On March 26, I moderated a town hall meeting sponsored by Equality Ohio and Equality Toledo. The meeting, “A Level Playing Field,” dealt with issues of employment discrimination against gay people. It was lightly attended, but the attendees, including a couple who drove from Youngstown, were clearly invested in the issue. The panelists were Michelle Stecker, attorney and interim executive director of Equality Toledo; Kim Welter, program manager for education and outreach for Equality Ohio; and Rob Salem, a clinical professor of law at the UT College of Law.
There were many interesting discussions, and I learned a lot about Ohio’s gay rights laws, or lack thereof. I left the forum with a vague sadness — sadness that there is so much needless public struggle and strife based on something as private as sexuality, and sadness that I have been ignorant to the struggles some of my closest friends endure.
One message that came through was how far behind Ohio is in gay rights. A single gay Ohioan may adopt a child, but a gay Ohio couple cannot. A gay couple may raise a child, but if something happens to the biological parent or primary caregiver, the partner may find him or her self without legal access to the child.
The frequent denial of health care benefits leads to horror stories. According to the panelists, UT has offered domestic partner benefits since then-president Dan Johnson signed them into effect. The Medical University of Ohio did not offer those benefits. When the institutions merged, UT employees retained the domestic-partner benefits, but MUO employees were not offered them. So, people working for the same employer do not have access to the same benefits. According to the panel, it may be 18 months before the situation is addressed. Eighteen months is a very long time to live (and work at a medical facility) without health benefits.

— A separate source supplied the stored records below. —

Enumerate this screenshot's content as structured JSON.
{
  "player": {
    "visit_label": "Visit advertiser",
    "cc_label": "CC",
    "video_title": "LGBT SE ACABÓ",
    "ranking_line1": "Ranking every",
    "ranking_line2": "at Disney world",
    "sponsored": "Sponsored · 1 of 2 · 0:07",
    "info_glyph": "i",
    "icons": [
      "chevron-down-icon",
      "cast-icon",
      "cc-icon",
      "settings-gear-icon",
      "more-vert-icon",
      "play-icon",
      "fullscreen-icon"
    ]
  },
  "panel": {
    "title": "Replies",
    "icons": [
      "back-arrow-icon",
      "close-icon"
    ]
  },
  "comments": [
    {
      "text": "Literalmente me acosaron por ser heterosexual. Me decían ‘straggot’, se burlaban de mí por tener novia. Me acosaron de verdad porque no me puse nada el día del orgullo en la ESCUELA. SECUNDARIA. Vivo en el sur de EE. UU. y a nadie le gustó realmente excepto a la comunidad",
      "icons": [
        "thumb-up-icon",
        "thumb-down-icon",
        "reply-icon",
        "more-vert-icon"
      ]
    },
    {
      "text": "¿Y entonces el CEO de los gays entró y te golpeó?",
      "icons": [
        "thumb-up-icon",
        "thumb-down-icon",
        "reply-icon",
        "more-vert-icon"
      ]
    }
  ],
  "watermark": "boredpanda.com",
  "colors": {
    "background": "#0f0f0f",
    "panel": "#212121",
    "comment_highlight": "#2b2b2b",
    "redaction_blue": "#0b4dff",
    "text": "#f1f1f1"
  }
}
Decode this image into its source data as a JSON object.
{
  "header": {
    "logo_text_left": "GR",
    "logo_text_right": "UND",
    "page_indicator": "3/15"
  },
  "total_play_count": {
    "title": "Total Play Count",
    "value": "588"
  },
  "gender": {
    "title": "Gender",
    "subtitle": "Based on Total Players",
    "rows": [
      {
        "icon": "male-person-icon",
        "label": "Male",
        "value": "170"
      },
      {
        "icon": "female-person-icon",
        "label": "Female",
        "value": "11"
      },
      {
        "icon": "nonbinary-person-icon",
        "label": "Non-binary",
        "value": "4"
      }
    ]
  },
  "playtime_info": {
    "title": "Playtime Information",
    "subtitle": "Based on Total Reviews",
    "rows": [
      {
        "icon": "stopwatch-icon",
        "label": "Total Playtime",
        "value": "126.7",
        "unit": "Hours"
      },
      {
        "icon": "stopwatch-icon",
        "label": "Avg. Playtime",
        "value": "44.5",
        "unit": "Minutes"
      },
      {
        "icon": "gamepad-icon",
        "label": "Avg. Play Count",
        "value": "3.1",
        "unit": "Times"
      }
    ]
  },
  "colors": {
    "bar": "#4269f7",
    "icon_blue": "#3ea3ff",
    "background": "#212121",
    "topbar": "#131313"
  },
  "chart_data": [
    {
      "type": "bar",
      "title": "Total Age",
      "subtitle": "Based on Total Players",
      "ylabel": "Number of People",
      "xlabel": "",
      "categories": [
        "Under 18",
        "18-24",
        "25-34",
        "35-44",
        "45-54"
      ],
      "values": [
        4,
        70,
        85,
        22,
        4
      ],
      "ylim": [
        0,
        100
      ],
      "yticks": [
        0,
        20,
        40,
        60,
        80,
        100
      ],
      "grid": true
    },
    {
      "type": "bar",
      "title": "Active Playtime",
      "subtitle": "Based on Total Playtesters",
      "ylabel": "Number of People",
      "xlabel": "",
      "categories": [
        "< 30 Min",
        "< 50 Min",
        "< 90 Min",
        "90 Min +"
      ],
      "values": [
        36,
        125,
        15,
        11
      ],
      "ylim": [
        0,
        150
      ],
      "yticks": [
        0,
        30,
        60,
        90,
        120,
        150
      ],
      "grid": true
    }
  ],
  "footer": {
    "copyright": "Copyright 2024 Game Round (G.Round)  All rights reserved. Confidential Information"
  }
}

Ohio’s policies have a direct impact on economic development. The panelists have specific examples of companies who will not consider locating in Ohio because they have gay employees who would lose benefits.
There have been studies that show how much states benefit economically from offering equal rights, and how much money is left on the table by states that put prejudice before profit. It would be in the best interest of the local Meta-Plan groups to host a presentation by Equality Ohio to learn just how great our competitive disadvantage is.
It’s a sad irony that I embrace so many gay people without fully understanding their challenges; as the people who know me best could tell you, I’m on a very long learning curve. But I’m willing to learn.